GASPORT (A. CATAPANO) - Ha già tirato fuori il servizio buono, non dimentica le buone maniere. Partita di gala vuole posate d'argento, e quindi, a quattro giorni da Roma-Juventus, Totti ieri ha rispolverato il cucchiaio: «scavetto» col sinistro dal limite, palombella giallorossa, Lobont, sempre lui, scavalcato. Pure il piccolo Nico Lopez, da ieri autorizzato ad allenarsi con la maglia giallorossa, ammirato. A questo giro, il portiere romeno avrà capito con chi ha a che fare?
Quanto vale? A certe cose ci si adegua serenamente, ad altre non ci si abitua mai. Totti, per dire, si è rassegnato a non essere più il Paperone della Roma. Già oggi Daniele De Rossi guadagna più o meno quanto lui: tra impicci e imbrogli viaggiano entrambi sui 5 milioni netti a campionato. Ma De Rossi deve ancora fare l'ultimo scatto di anzianità, e che scatto: forte della possibilità dal 1° febbraio di liberarsi a parametro zero, per restare alla Roma chiede almeno un milione in più a stagione per i prossimi cinque anni. 6, è il numero magico che dovrebbe convincerlo a rinunciare alle petrosterline degli sceicchi del Manchester City. Esoso? Forse, ma la Roma ora si è convinta ad alzare l'offerta di quel tanto che basta, la prossima settimana Franco Baldini incontrerà Sergio Berti e forse arriverà il sospirato sì. Con annesso sorpasso su Totti nella money list. Nessuna invidia per i soldi, anzi come si dice da queste parti: che Dio glieli accresca. Piuttosto, una riflessione: la Roma si ripagherà l'investimento come è avvenuto nel periodo d'oro del capitano? Perché De Rossi non sarà mai la stessa gallina dalle uova d'oro che Totti è per la Roma. Sponsorizzazioni, tournée, amichevoli: con lui valgono tot, senza molto meno.

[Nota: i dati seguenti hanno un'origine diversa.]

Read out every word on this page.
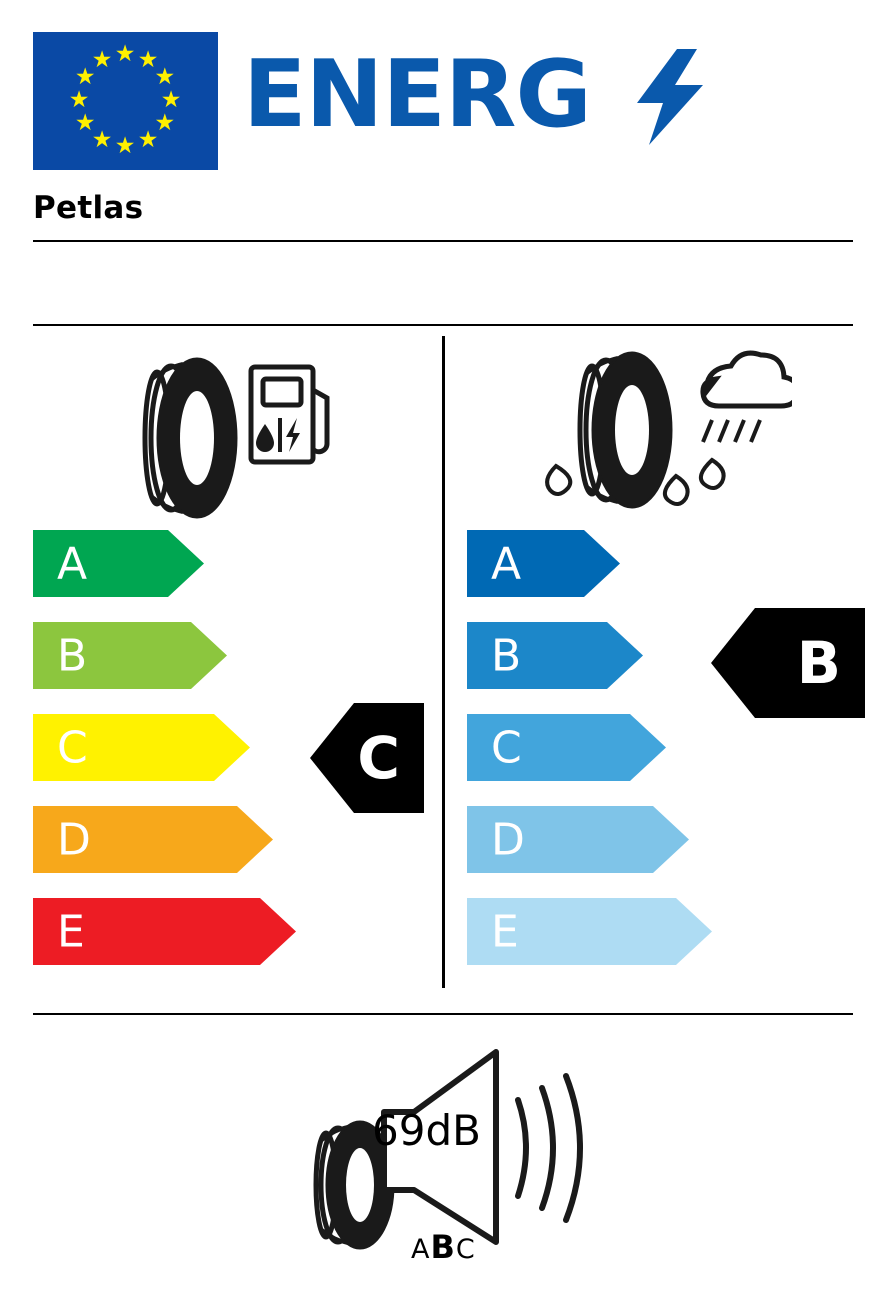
★ ★
★
★
★
★
★
★
★
★
★
★ ENERG
Petlas
A
B
C
D
E
C
A
B
C
D
E
B
69dB
ABC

Al centro, ma non troppo Anche oggi che Totti è stato «normalizzato»: sempre al centro del progetto, ma non più al centro degli altri, sempre il più forte della squadra, ma solo con la condizione fisica di un marine. Ai cambiamenti non ci si abitua mai. Soprattutto se per vent'anni hai avuto altre attenzioni, se sei stato al centro della scena. Ovvio, quindi, che in questi mesi Totti si sia sentito maltrattato: da certe prese di posizione della dirigenza, da certi trattamenti di Luis Enrique. Escluso, sostituito, titolare ma lontano dalla porta, infatti ha smesso di segnare. Poi infortunato e di nuovo escluso. La panchina di Firenze non l'ha capita. Stava bene per aiutare la squadra, ma non quando è andata in svantaggio e in inferiorità. Un nonsense.

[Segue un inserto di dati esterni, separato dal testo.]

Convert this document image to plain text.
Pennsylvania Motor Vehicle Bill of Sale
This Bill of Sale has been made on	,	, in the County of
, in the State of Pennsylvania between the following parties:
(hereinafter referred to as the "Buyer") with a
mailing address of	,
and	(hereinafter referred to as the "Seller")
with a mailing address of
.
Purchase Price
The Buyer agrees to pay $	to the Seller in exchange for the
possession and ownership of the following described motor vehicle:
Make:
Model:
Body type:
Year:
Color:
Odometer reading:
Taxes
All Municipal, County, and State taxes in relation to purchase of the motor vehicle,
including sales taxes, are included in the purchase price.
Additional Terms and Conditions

Una domanda. Cosa rappresenta Totti nella Roma italoispanoamericana? Lui non lo ha capito. A volte guardandosi attorno si sente un marziano (o sono gli altri i «diversi»?). Gli ultimi fatti lo hanno lasciato perplesso: non le paturnie di Osvaldo (che ieri ha assicurato: «Gioco alla Roma, non potrei essere più felice»), piuttosto la severità e la trasparenza con cui la società ha gestito l'accaduto. E anche le rigidità di Luis Enrique a volte gli sembrano eccessive, se non autolesioniste. Per esempio, a chi giova tenere Totti a 40 metri dalla porta? Sarà così anche con la Juve, ammesso che giochi. Magari ci arriva col cucchiaio.